Chase Cards

This afternoon, as they often do, all three local Los Angeles TV stations preempted their regular newscasts to cover a high-to-medium-speed chase that wove its way through Southland highways and byways. The situation in Iraq and Africa, the hurricane about to destroy Yucatan, the Congressional battle over funding for AIDS research…none of that was as important as a bunch of cop cars following a guy around for more than two hours. And like a jerk, I got caught. Started watching and just couldn't turn it off until it reached its conclusion.

I'm not sure what fascinates us about these things. Perhaps it has something to do with the fact that our television is usually so plotted and predictable, and even the so-called "reality" shows are scripted in certain ways, pre-taped and edited. Watching a chase, we're actually watching reality. It's also interesting to wonder about the guy in the fleeing vehicle: What's going through his mind? He has eight police cars following him and a half-dozen helicopters overhead. Does he really think he's going to get away? I suppose a lot of people watch because they think they might see a bloody crash.

I have one other reason for watching these things: I'm fascinated by coverage, and by how badly a lot of professional, highly-paid newsfolks are at ad-libbing. Admittedly, they sometimes have to fill a lot of air time — around two hours, today — without much to say about it. But you'd think that with one of these chases occurring in town every month or two, someone would have figured out more than about five things to say about them. (Today, the biggie was to explain that the Highway Patrol often stops fugitives with spike-strips, but that this chase was under the jurisdiction of the L.A.P.D., and they don't use spike-strips. I think I heard that about four hundred times.) All during it, you can almost hear the folks in the control booth squirming over the fact that they thought they were cutting to ten minutes of exciting live footage and now it's going on two hours without commercials. But of course, they can't ignore it or go back to the normal broadcast because the competing stations are covering it, and everyone will just switch over to them to see the conclusion.

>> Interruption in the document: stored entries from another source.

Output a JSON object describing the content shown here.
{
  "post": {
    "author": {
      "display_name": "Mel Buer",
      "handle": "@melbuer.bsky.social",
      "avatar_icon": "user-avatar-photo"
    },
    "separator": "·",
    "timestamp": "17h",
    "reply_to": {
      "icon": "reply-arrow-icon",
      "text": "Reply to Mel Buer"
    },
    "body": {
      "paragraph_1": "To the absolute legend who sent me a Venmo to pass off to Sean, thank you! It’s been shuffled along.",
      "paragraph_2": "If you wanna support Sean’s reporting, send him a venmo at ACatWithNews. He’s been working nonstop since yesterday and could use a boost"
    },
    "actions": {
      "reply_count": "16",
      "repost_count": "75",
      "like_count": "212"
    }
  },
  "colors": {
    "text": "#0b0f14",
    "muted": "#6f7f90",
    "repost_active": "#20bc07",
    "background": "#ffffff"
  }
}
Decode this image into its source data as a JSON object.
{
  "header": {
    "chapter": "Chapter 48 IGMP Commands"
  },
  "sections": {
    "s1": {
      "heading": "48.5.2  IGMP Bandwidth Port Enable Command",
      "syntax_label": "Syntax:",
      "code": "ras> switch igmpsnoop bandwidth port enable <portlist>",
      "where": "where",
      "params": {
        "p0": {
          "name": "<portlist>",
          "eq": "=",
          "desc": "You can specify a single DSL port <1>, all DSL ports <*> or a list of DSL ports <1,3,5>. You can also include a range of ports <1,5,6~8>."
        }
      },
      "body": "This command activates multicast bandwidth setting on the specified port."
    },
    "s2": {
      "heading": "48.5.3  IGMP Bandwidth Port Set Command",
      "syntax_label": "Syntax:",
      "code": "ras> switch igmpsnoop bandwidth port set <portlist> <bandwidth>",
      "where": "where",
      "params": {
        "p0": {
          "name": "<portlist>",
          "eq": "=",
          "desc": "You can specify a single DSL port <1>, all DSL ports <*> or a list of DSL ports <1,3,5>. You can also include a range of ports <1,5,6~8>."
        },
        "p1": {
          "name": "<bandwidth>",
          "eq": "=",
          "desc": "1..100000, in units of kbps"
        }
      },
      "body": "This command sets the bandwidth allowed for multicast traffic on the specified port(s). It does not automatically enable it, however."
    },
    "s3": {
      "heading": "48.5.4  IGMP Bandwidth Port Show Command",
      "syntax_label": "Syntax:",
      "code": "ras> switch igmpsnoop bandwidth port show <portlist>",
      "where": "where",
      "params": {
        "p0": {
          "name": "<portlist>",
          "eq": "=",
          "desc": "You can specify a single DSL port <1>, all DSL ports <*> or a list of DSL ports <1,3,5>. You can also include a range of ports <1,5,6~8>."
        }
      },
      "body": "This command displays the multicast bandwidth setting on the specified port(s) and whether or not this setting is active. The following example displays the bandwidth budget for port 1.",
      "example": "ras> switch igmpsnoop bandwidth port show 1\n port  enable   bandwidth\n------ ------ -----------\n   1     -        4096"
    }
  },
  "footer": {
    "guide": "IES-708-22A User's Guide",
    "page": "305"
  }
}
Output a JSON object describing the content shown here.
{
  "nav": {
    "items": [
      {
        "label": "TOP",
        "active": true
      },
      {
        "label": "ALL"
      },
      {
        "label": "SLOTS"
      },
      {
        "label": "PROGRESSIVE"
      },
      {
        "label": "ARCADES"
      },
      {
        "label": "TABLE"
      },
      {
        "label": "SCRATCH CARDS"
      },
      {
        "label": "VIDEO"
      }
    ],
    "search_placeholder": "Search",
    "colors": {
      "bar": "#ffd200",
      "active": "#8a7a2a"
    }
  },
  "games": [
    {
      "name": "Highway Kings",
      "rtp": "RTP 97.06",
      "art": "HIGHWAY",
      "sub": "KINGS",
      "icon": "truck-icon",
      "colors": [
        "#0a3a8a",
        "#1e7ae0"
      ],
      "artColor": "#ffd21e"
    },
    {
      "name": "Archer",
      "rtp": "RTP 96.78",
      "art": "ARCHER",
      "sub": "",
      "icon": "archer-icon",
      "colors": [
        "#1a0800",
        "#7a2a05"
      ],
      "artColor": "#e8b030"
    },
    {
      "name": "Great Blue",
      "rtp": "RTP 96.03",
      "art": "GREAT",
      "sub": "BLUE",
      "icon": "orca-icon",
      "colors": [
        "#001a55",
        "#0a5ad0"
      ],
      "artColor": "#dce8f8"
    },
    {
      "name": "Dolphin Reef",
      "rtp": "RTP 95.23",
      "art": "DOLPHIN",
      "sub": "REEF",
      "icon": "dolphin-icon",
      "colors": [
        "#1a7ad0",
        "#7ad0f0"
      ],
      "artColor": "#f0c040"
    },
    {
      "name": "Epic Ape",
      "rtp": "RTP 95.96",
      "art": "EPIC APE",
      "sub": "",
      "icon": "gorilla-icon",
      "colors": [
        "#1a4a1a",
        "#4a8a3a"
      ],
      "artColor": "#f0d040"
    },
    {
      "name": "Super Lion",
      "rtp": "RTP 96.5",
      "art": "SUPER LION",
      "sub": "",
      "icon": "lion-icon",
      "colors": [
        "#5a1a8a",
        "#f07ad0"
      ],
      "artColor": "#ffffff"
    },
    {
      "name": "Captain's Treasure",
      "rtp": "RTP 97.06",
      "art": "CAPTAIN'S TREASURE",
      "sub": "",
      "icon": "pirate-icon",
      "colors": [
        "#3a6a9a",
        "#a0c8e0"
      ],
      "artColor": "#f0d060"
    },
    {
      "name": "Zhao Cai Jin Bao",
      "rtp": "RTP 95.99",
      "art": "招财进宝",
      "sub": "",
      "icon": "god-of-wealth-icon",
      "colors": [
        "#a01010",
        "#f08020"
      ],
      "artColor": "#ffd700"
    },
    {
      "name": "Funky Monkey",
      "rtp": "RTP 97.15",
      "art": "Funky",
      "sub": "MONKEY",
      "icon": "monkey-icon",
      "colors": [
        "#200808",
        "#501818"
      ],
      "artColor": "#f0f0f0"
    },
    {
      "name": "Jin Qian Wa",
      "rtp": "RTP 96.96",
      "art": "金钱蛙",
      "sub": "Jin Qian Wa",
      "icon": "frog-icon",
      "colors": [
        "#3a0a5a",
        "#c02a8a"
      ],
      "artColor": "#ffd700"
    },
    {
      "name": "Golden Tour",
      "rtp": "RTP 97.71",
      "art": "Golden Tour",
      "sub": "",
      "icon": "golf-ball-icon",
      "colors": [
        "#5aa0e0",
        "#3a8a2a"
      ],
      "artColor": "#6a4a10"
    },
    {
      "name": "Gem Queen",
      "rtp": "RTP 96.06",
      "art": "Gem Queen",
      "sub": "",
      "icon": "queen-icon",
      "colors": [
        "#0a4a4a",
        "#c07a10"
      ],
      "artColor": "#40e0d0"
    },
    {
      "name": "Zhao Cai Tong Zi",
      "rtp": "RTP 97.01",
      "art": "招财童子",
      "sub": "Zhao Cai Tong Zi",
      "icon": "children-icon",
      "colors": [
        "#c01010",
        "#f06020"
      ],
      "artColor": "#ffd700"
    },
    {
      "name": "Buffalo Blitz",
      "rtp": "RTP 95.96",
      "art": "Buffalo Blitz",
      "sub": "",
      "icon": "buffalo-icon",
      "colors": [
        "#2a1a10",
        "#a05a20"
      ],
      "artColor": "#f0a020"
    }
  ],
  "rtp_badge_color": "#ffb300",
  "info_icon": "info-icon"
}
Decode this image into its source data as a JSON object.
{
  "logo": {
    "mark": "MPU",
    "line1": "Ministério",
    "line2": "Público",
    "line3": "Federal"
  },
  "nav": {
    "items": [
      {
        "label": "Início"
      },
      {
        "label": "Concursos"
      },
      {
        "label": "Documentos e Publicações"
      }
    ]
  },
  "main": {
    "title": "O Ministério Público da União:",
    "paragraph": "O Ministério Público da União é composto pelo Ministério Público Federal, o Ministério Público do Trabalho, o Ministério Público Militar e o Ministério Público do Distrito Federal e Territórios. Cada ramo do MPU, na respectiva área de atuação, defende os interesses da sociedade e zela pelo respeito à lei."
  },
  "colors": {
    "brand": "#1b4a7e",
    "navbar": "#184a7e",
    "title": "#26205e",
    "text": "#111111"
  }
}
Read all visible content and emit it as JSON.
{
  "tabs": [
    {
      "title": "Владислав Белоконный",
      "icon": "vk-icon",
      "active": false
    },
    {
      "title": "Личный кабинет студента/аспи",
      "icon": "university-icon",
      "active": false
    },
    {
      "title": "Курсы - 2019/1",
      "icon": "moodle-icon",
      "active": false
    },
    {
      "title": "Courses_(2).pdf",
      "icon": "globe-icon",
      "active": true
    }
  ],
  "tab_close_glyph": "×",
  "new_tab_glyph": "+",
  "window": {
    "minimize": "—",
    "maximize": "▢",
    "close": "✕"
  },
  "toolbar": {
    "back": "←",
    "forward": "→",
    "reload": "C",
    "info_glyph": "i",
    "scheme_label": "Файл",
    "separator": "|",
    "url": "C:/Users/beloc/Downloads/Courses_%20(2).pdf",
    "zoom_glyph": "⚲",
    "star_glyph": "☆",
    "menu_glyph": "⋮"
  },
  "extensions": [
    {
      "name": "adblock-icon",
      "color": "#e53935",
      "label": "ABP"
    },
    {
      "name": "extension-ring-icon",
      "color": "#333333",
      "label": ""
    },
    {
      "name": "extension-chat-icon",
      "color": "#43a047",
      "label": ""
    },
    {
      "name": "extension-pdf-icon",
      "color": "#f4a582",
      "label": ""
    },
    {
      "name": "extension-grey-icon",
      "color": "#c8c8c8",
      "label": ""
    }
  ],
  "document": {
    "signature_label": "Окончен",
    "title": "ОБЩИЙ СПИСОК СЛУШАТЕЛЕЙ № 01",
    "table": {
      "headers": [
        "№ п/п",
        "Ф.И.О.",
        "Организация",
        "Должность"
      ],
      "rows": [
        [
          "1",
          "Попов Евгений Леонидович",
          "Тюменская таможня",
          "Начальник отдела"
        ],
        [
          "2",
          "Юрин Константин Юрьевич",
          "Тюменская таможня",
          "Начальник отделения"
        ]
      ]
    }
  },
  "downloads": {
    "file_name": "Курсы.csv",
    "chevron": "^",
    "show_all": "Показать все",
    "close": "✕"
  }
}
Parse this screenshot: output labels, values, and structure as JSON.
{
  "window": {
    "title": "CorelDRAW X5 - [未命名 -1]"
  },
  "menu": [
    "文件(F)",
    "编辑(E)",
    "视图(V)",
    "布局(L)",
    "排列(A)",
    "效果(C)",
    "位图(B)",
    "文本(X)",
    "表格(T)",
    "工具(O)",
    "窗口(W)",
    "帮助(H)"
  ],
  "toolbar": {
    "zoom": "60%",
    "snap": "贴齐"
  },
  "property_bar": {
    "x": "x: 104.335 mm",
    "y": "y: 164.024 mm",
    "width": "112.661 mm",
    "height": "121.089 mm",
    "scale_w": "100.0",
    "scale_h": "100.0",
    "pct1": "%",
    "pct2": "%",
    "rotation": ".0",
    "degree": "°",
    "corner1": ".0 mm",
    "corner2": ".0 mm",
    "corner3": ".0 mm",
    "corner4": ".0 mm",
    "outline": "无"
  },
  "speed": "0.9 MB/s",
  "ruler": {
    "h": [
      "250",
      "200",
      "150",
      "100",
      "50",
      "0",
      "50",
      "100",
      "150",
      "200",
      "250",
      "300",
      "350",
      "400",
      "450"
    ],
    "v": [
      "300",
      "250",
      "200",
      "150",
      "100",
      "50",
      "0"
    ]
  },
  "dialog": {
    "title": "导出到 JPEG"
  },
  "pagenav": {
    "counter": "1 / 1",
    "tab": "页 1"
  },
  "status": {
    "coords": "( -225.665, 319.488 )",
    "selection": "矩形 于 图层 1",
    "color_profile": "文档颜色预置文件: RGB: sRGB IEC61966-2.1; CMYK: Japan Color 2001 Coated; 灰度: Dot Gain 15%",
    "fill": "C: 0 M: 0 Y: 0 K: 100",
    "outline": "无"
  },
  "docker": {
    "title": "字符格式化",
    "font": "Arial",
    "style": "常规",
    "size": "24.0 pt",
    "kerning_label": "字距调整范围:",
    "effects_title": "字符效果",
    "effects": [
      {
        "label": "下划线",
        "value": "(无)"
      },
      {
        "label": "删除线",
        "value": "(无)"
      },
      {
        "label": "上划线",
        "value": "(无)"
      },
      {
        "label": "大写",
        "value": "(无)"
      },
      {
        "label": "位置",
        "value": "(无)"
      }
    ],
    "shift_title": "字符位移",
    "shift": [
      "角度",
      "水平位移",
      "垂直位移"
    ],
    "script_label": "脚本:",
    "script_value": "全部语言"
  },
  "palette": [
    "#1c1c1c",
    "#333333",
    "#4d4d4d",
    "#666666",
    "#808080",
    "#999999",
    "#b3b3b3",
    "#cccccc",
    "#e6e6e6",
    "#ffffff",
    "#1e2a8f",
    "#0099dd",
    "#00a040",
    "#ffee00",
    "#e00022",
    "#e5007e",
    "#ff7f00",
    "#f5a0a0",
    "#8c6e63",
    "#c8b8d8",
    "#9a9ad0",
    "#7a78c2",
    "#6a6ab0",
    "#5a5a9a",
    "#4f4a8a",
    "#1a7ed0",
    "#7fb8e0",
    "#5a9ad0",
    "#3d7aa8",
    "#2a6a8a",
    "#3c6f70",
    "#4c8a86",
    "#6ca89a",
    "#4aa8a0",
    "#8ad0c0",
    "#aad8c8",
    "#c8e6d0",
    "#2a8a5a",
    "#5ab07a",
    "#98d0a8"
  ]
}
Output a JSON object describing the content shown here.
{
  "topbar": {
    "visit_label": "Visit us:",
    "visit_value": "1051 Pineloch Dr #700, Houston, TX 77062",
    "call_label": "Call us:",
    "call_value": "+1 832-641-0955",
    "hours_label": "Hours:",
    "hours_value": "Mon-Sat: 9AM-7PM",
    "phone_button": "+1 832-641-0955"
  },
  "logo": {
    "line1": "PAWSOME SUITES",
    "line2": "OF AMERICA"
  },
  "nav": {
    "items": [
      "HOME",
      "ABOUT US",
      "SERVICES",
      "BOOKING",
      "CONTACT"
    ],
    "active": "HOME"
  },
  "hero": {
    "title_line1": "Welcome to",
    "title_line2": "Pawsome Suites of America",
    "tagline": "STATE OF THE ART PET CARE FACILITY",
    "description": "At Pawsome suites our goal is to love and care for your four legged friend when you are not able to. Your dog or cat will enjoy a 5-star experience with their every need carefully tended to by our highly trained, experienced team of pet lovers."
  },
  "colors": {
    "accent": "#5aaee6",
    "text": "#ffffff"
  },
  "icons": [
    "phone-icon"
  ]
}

I also love the fact that we're watching someone fleeing from the police (which is a crime), running stop signs and traffic lights (ditto), driving recklessly (ditto) and sometimes causing accidents and endangering lives (big crime). And all this time they're referring to him as a "suspect." We once had one of these guys firing a gun at the cops and the newsguy actually said, "The suspect is shooting at the policemen." It reminds me of that great cartoon Charlie Rodriguez once drew for the National Lampoon. It had one man shooting another on live TV from about three inches away…and superimposed over the gunman was the label, "Alleged assassin."